La historia del caminar es una historia amateur, tal y como caminar es un acto amateur. Para usar una metáfora andante pertinente, el caminar supone adentrarse sin permiso en los campos más diversos —anatomía, antropología, arquitectura, jardinería, geografía, historia política y cultural, literatura, sexualidad, estudios religiosos— y, siguiendo su largo camino, no se detiene en ninguno de ellos, porque si un campo de conocimiento puede ser imaginado como un campo real —un terreno rectangular perfectamente limitado y cultivado con muchísimo cuidado que produce una determinada cosecha—, el tema del caminar se asemeja al caminar mismo en su ausencia de límites. Y, si bien la historia del caminar, siendo como es parte de todos estos campos y de la experiencia de cada uno, es prácticamente infinita, esta historia del caminar que estoy escribiendo no puede sino ser parcial, un camino idiosincrático, trazado por una caminante que vuelve sobre sus propios pasos y mira alrededor. En lo que sigue, he tratado de trazar los caminos que llevaron a la mayor parte de mi país, Estados Unidos, hasta el momento presente, una historia compuesta principalmente por fuentes europeas, conjugadas y trastocadas por la escala enormemente diferente del espacio americano, por los siglos de adaptación y cambio vividos aquí y por las otras tradiciones que recientemente han coincidido en esos caminos, especialmente las tradiciones asiáticas. La historia del caminar es la historia de todos y cualquier versión escrita puede aspirar solamente a señalar algunos de los caminos más trillados en las inmediaciones de su autor, lo que equivale a decir que los caminos que trazo no son los únicos caminos.

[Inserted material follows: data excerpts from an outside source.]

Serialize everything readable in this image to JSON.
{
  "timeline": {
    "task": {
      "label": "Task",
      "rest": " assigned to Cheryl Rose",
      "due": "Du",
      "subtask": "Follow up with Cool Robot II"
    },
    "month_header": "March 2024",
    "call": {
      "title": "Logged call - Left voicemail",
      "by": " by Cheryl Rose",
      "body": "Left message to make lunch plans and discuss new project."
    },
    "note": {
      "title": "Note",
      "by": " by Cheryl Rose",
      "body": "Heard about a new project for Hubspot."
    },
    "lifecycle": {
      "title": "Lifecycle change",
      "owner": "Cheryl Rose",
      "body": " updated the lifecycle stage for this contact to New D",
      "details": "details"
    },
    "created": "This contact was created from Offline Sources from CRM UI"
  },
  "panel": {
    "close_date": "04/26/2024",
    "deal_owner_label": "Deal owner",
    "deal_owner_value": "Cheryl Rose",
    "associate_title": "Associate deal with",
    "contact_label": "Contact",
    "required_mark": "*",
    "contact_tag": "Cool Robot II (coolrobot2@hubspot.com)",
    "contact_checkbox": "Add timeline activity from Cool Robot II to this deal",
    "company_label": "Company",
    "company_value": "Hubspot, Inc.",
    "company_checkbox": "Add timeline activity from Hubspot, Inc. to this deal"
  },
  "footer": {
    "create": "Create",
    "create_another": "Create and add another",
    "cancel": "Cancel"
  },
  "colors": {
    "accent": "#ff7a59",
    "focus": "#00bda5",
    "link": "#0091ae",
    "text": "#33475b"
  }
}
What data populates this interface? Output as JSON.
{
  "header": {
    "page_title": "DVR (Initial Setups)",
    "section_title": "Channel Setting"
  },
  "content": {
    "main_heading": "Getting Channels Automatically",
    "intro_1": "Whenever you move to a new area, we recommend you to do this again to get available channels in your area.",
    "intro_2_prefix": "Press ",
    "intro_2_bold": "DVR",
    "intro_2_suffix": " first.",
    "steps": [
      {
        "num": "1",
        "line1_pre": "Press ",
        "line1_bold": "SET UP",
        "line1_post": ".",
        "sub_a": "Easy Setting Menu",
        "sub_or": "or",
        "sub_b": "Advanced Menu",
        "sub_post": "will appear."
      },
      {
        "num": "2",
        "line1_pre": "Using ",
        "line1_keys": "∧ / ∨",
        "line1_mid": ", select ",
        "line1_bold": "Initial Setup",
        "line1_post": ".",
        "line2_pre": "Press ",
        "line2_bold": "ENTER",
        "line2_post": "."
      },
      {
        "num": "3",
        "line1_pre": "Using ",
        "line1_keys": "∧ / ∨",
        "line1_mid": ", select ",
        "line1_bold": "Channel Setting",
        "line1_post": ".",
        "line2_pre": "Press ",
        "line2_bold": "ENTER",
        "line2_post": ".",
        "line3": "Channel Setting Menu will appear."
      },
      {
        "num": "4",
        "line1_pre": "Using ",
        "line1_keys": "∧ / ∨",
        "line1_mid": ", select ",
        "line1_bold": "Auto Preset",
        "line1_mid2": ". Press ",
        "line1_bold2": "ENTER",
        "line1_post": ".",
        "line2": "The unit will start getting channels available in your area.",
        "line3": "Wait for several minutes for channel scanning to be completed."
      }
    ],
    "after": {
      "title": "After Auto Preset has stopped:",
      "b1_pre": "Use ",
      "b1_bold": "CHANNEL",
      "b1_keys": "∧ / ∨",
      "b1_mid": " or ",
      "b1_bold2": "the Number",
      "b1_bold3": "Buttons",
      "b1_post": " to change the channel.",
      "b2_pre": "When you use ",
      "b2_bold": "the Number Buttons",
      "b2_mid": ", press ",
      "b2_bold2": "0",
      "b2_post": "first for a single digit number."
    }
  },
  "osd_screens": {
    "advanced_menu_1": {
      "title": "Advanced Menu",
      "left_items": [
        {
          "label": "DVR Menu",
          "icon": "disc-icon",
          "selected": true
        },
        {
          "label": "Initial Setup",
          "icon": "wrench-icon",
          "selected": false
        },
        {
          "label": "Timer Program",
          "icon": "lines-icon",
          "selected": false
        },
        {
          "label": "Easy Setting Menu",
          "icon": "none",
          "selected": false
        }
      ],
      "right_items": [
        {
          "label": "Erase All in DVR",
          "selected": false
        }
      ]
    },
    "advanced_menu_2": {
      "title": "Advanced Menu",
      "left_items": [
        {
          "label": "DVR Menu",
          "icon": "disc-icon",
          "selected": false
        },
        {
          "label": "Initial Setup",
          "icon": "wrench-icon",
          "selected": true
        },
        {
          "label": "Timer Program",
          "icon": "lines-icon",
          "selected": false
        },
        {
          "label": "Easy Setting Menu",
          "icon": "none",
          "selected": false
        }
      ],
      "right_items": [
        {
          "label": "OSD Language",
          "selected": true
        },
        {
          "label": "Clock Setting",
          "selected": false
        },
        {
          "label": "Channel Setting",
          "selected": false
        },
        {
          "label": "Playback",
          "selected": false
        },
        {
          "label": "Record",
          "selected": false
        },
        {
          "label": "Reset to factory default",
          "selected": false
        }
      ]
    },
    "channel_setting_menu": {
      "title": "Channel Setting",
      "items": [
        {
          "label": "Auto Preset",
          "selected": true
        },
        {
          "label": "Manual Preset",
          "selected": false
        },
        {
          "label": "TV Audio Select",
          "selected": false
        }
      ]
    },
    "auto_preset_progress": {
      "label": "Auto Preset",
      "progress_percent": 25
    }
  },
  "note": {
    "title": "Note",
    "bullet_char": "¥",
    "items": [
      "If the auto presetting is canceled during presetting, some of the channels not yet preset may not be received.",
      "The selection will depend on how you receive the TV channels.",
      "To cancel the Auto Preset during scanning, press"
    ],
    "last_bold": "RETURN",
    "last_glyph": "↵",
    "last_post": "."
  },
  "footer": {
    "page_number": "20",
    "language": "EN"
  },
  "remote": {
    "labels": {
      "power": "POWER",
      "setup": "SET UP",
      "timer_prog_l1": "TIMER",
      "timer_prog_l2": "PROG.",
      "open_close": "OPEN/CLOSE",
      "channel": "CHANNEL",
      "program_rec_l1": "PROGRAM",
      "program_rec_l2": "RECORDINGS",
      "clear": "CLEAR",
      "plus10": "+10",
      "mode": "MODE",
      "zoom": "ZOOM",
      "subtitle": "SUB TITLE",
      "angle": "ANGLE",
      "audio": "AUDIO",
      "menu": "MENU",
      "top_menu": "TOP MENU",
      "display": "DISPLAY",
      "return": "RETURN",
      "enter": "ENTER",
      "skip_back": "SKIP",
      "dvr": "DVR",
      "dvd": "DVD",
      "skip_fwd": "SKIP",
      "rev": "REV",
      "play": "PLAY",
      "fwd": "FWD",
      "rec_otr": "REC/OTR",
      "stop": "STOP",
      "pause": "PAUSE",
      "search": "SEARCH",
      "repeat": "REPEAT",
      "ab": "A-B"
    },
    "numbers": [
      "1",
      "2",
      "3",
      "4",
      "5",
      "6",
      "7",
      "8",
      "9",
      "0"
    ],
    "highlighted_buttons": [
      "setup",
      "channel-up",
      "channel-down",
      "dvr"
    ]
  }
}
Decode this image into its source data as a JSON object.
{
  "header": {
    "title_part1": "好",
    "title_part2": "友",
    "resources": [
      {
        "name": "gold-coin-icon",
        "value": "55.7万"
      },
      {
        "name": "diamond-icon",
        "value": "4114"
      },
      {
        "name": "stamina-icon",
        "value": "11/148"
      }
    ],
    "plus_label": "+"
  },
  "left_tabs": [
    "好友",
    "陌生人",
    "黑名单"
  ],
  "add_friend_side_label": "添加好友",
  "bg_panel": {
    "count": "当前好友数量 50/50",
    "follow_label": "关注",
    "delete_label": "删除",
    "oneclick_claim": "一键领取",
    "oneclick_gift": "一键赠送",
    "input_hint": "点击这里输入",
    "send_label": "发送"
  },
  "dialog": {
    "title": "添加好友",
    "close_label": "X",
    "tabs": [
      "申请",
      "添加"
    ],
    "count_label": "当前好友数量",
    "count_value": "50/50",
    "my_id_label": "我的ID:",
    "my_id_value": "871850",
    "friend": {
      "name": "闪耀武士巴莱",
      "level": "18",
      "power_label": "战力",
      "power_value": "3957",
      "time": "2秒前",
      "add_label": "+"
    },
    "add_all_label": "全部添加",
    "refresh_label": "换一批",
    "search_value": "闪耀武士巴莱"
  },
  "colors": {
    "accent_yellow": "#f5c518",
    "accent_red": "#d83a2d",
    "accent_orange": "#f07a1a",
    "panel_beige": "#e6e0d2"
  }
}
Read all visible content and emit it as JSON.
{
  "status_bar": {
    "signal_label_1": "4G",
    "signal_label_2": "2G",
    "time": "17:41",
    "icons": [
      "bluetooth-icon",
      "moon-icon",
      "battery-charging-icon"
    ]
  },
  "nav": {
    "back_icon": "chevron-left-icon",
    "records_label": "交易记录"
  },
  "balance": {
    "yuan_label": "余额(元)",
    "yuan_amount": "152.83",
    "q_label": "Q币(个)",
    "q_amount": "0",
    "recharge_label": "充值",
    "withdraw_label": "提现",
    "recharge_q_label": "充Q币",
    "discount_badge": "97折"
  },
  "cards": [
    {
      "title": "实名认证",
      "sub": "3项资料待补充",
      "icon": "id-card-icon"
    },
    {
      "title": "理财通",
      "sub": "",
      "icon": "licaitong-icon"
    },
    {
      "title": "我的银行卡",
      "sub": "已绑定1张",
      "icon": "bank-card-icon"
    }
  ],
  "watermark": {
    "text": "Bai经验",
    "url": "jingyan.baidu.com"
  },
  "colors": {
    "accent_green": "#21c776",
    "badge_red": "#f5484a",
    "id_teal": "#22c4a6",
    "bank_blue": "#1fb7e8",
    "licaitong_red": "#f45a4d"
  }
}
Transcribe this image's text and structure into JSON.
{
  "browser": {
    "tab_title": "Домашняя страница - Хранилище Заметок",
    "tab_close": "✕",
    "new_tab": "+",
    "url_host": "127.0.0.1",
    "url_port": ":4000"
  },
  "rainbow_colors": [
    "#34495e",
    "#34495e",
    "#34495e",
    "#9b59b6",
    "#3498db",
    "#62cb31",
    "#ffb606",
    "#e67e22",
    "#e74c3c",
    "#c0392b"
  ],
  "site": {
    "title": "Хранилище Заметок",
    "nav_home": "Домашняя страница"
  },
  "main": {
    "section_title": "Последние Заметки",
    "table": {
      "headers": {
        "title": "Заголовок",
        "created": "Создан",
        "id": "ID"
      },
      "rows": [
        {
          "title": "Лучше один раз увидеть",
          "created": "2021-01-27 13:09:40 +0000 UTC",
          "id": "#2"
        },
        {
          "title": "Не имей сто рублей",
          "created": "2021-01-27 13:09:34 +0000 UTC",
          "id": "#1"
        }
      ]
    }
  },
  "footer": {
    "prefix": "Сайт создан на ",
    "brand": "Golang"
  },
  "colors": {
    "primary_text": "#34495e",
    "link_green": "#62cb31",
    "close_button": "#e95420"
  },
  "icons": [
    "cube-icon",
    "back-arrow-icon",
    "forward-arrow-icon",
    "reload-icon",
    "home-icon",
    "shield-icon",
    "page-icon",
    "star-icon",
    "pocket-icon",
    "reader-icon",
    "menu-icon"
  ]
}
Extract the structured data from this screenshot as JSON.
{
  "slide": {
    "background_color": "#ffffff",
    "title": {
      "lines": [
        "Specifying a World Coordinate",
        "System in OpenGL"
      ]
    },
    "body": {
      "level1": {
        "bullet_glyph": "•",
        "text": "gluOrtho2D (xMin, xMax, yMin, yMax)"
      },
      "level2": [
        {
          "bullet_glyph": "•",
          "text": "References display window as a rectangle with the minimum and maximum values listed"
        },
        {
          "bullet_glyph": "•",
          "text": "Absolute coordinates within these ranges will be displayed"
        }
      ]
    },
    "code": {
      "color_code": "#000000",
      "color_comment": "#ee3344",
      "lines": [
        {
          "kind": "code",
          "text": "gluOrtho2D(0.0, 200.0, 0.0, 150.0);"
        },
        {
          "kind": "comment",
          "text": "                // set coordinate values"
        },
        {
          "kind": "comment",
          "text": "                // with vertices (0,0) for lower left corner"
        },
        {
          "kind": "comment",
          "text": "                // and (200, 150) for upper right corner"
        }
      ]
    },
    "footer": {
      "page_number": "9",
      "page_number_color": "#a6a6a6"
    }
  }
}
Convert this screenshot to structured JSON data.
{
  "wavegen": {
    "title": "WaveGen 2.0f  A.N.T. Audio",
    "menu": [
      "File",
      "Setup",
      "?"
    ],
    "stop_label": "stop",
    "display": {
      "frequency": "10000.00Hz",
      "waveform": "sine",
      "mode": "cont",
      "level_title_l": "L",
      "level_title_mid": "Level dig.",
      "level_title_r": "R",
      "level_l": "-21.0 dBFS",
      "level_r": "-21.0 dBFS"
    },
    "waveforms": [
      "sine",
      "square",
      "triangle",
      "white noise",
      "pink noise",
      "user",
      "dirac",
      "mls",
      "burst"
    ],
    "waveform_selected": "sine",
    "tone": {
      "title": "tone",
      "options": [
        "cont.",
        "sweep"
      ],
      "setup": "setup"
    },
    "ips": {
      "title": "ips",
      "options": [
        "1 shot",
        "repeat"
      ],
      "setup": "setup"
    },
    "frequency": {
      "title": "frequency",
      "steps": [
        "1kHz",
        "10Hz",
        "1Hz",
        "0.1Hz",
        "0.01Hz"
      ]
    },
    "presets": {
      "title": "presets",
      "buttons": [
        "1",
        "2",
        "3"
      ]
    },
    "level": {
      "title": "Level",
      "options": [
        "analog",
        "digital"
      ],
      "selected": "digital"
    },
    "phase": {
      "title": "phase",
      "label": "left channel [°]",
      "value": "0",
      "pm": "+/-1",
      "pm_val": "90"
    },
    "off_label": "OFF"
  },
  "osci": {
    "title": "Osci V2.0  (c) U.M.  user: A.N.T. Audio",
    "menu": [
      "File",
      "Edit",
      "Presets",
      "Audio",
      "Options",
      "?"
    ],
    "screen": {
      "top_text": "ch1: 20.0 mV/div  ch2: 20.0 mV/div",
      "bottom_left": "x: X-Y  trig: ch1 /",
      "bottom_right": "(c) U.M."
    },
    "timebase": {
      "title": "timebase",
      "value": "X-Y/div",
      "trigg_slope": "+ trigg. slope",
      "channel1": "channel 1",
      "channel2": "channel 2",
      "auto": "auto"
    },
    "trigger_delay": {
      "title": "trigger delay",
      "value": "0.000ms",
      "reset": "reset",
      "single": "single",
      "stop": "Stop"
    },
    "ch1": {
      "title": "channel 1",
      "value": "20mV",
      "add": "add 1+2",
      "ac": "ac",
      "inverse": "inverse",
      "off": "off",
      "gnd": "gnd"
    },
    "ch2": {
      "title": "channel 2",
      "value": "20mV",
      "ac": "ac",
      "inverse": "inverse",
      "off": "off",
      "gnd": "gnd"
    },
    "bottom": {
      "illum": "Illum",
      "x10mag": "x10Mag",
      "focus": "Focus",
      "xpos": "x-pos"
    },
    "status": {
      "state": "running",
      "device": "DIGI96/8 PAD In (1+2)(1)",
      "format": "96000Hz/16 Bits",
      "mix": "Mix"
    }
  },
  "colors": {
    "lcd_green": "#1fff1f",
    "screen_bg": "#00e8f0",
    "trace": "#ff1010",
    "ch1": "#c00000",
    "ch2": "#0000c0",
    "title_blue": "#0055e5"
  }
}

Un día de primavera me senté a escribir sobre el caminar y tuve que parar, un escritorio no es lugar para pensar a lo grande. En una colina situada al norte del Golden Gate salpicada de fortificaciones militares abandonadas, subí caminando un valle hasta alcanzar la cresta de un cerro para bajar después hacia el Pacífico. Tras un invierno extraordinariamente lluvioso, la primavera había llegado y los cerros se habían teñido de ese verde exuberante y desenfrenado que olvido y redescubro año tras año. Entre los brotes, asomaba hierba del año anterior, su dorado veraniego vuelto gris ceniciento por la lluvia, el color de la paleta más tenue de todo el año. Henry David Thoreau, que caminó más enérgicamente que yo al otro lado del continente, escribió sobre aquellas tierras: «Unas vistas absolutamente nuevas provocan una gran felicidad y además cualquier tarde puedo alcanzarla. Dos o tres horas de caminata me llevan a una tierra tan extraña como cualquiera que jamás haya visto. Una mera granja vista por primera vez puede ser tan magnífica como los dominios del rey de Dahomey. Hay, de hecho, una suerte de armonía comprobable entre las potencialidades de un paisaje dentro de un radio de diez millas, o los límites de un paseo vespertino, y los setenta años de una vida humana. El paisaje nunca te será familiar».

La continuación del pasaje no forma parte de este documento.